NEX Health Intelligence raises €1M to predict how drug‑resistant infections spread in hospitals

London‑based NEX Health Intelligence has raised €1 million in pre‑seed funding to help hospitals get ahead of drug‑resistant infections before they spread further. The round was led by Brighteye Ventures and included participation from AFI Ventures, Adeline Arts and Science, Momentous Ventures, and the Conception X Angel Syndicate.
The startup is focused on a problem that remains stubbornly difficult in healthcare: identifying where an infection is likely to move next inside a hospital. Instead of relying purely on manual tracking or retrospective reporting, NEX wants to use predictive AI to map infection risk earlier and help clinicians respond before clusters become outbreaks.
Hospital‑acquired infections are expensive, disruptive, and often preventable. When a resistant pathogen moves through a ward, the consequences can stretch far beyond one patient, creating added pressure on staff, longer admissions, and higher treatment costs. NEX is positioning its technology as a decision‑support layer that gives infection control teams better visibility into those risks.

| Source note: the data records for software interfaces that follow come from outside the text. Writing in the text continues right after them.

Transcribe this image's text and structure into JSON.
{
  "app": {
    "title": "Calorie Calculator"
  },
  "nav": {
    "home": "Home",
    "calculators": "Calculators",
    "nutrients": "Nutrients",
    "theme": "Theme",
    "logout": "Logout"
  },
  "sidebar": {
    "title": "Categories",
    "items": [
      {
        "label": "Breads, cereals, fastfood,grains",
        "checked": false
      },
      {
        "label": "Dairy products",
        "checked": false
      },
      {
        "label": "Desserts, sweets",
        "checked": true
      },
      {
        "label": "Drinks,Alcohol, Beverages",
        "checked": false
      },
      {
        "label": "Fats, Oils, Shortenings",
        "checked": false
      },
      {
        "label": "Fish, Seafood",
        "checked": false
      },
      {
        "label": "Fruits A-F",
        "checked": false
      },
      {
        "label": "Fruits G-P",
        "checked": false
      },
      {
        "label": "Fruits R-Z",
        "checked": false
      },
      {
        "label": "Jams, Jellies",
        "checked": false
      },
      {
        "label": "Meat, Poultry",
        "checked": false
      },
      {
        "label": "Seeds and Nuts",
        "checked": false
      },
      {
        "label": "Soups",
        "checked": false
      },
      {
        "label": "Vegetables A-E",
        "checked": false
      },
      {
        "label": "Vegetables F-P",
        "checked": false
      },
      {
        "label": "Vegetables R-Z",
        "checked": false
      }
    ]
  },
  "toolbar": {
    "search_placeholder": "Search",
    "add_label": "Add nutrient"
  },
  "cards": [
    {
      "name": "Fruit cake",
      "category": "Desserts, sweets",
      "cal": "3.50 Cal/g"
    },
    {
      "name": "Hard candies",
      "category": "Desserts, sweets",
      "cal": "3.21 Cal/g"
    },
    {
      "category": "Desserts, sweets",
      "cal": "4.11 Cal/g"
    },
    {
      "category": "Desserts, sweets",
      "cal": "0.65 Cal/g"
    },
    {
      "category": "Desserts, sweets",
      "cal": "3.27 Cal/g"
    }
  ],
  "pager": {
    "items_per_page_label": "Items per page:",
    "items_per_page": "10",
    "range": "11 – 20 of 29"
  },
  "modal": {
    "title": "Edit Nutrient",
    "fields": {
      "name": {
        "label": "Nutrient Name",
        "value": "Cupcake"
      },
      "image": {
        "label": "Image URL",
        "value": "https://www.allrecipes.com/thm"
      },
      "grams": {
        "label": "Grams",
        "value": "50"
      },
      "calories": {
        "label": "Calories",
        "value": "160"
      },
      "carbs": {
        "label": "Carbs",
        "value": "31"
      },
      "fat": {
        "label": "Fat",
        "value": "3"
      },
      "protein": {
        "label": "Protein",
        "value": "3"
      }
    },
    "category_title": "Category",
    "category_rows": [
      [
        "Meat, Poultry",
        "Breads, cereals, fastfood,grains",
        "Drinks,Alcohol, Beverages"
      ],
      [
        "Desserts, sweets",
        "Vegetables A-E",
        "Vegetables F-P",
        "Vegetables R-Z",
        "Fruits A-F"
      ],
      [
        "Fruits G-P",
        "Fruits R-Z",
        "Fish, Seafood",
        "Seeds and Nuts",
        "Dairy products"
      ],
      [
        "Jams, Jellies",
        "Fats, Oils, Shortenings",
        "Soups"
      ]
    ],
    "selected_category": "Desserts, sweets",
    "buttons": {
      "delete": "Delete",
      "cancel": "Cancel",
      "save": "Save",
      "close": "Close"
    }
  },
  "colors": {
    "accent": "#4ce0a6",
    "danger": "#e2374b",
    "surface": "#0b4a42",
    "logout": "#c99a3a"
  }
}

The company’s approach fits into a broader shift in healthtech toward predictive infrastructure. Rather than simply recording incidents after they happen, modern systems are increasingly expected to identify patterns, forecast escalation, and support faster intervention. That is especially relevant in hospitals, where timing can determine whether a risk is contained or becomes widespread.
NEX Health Intelligence says its platform is designed to help teams understand where transmission is most likely to happen next and act accordingly. That could mean more targeted cleaning, closer monitoring of specific wards, or quicker operational changes in areas with elevated exposure risk. In practice, the goal is to make infection prevention more proactive and less reactive.
The funding will also support regulatory work in the UK, a necessary step for any healthtech company hoping to move from early product development into real hospital environments. Healthcare buyers tend to be cautious, and with good reason: any AI system used in a clinical setting has to prove that it is safe, reliable, and genuinely useful in day‑to‑day operations.
Brighteye Ventures’ investment suggests growing confidence in AI products that solve narrow but important workflow problems inside healthcare systems. Those are often the tools that can gain traction fastest because they address clear operational pain points rather than abstract innovation goals.
NEX is still early, but its premise is compelling. Hospitals have long needed better ways to anticipate infection spread, especially as antimicrobial resistance remains a major global challenge. If the company can validate its model in the field, it could become a useful piece of the infection‑prevention toolkit.